Robert W. Shaw

Biochemistry

Professor Shaw's research program involves the study of the structure and function of physiologically important metalloenzymes. Structures of the metal binding sites of these biological molecules are under investigation largely through the use of optical and electron paramagnetic resonance (EPR) spectroscopy. Mechanistic details of the functions of metal ions in these proteins are being studied through the use of spectroscopy coupled to rapid kinetic techniques in order to detect short-lived species such as reaction intermediates and enzyme complexes with substrates or inhibitors. Enzyme structure-function relationships are analyzed by site-directed mutagenesis combined with presteady-state spectroscopy and steady-state enzyme kinetic techniques.

Current interest is focused on the metallo-ß-lactamases purified from the pathogenic organism Bacillus cereus. ß-Lactamases catalyze the hydrolytic inactivation of ß-lactam antibiotics such as penicillins and cephalosporins and thereby constitute the major mechanism by which pathogenic bacteria become resistant to such antibiotics. Clearly, understanding the reaction mechanisms of ß-lactamases is important to the pharmaceutical industry. Continuous-flow/freeze-quench techniques are being used to generate time-resolved EPR spectra on the millisecond time scale of the Co(II)-reconstituted ß-lactamase during its reaction with ß-lactam antibiotics. Such studies yield information concerning the number and chemical identity of reaction intermediates and hence are very useful in exploring enzymatic reaction mechanisms.

The structural gene for the B. cereus 5/B/6 ß-lactamase has been cloned into an Escherichia coli expression vector and techniques have been devised to purify the hyperexpressed B. cereus enzyme (both wild type and mutant forms) to homogeneity in very high (~90%) yield. Using site-directed mutagenesis techniques and this recombinant construct, a study of the relationship of protein structure to enzymatic function of this enzyme has begun. So far, 44 mutant forms of the enzyme have been expressed and 12 of these purified and characterized. These experiments are designed to identify those amino acid residues in the protein which are important in substrate specificity and catalysis.

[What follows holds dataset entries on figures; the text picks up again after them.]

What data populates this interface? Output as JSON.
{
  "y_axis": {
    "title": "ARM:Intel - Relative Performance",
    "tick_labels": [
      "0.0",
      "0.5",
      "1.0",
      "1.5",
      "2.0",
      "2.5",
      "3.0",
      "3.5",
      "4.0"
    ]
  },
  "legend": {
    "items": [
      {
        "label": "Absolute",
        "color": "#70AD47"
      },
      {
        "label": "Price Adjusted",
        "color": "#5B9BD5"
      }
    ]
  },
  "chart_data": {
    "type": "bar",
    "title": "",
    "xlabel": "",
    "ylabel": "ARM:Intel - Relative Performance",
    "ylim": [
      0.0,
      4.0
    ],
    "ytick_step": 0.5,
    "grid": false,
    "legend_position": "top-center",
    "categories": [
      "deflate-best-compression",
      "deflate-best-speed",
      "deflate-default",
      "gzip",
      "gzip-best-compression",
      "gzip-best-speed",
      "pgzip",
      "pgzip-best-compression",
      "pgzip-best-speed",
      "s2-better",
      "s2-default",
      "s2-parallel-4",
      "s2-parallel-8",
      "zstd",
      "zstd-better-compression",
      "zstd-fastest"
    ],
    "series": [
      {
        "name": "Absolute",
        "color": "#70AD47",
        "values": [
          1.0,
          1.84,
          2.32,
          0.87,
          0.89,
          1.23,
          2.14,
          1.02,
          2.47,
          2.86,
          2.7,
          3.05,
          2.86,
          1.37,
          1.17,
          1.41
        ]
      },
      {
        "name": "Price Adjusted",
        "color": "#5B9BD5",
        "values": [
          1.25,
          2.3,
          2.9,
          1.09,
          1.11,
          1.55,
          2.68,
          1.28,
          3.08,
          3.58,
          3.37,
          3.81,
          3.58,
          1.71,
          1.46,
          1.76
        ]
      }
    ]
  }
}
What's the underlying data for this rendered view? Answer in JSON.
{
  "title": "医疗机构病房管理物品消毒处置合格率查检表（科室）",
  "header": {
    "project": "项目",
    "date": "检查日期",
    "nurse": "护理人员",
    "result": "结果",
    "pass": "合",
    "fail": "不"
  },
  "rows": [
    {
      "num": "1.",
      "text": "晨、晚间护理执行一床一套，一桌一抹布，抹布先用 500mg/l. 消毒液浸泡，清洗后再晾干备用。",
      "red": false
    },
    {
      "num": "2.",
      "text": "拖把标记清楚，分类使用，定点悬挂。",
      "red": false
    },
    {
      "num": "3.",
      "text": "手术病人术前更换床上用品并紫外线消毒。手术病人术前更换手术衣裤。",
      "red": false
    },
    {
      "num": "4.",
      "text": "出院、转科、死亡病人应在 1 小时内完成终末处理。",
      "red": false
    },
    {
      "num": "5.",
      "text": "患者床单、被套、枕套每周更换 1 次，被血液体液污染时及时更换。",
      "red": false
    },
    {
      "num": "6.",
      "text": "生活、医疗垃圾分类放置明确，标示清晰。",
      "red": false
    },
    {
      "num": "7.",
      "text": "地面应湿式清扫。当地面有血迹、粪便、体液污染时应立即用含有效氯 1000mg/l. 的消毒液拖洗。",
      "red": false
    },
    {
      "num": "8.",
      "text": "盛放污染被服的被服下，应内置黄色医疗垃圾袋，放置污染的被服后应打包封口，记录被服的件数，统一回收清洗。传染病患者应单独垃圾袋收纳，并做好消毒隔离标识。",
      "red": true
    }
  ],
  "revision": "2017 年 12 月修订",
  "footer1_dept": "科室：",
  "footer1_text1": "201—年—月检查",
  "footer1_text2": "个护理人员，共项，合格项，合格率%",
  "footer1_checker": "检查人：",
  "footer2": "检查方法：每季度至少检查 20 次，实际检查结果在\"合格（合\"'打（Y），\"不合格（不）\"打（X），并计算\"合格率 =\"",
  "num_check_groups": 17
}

Inhibition of metallo-ß-lactamases has proven to be problematic. In a collaborative project with Professor John Buynak's group at Southern Methodist University we have used a national drug design approach to test compounds as putative irreversible or reversible inhibitors of the B. cereus 5/B/6 ß-lactamase. In separate studies, we are using combinatorial chemistry methods to discover a new class of ß-lactamase inhibitors. The results of these experiments may yield further insight into the mechanism of the enzymatic reaction and be of importance to the pharmaceutical industry.

Selected Publications

"Penicillin-Derived Inhibitors That Simultaneously Target Both Metallo- and Serine-ß-lactamases," Buynak, J.D.; Chen, H.; Vogeti, L.; Gadhachanda, V.R.; Buchanan, C.A.; Shaw, R.W.; Palzkill, T. Bioorganic and Medicinal Chemistry Letters 2004, 14, 1299-1304.

"Sterol Methyltransferase. Functional Analysis of Highly Conserved Residues by Site-Directed Mutagenesis," Nes, W.D.; Jayasimha, P.; Zhou, W.; Kanagasabai, R.; Jin, C.; Jaradat, T.; Shaw, R.W.; Bujinicki, J.M. Biochemistry 2004, 43, 569-576.

"Fast Chemiluminometric Measurement of Atmospheric Ozone with Photoactivated Chromotropic Acid," Takayanagi, T.; Su, X.-L.; Dasgupta, P.K.; Martinelango, K.; Li, G.; Al-Horr, R.S.; Shaw, R.W. Analytical Chemistry 2003, 75, 5916-5925.

"Conformational Changes in Spin-Labeled Cephalosporin and Penicillin upon Hydrolysis Revealed by Electron Nuclear Double Resonance Spectroscopy", Mustafi, D.; Knock, M.M.; Shaw, R.W.; Makinen, M.W. J. Am. Chem. Soc. 1997, 119, 12619-12628.

"Hyperexpression in Escherichia coli, Purification and Characterization of the Metallo-ß-Lactamase of Bacillus cereus 5/B/6", Shaw, R.W.; Clark, S.D.; Hilliard, N.P.; Harman, J.G. Prot. Exp. and Pur. 1991, 2, 151-157.

"Production, Purification and Spectral Properties of Metal-Dependent ß-Lactamases of Bacillus cereus", Myers, J.L.; Shaw, R.W. Bioch. Biophys. Acta 1989, 995, 264-272.

"Cloning, Nucleotide Sequence and Expression of Bacillus cereus 5/B/6 ß-Lactamase II Structural Gene", Lim, H.M.; Pène, J.J.; Shaw, R.W. J. Bacteriol. 1988, 170, 2873-2878.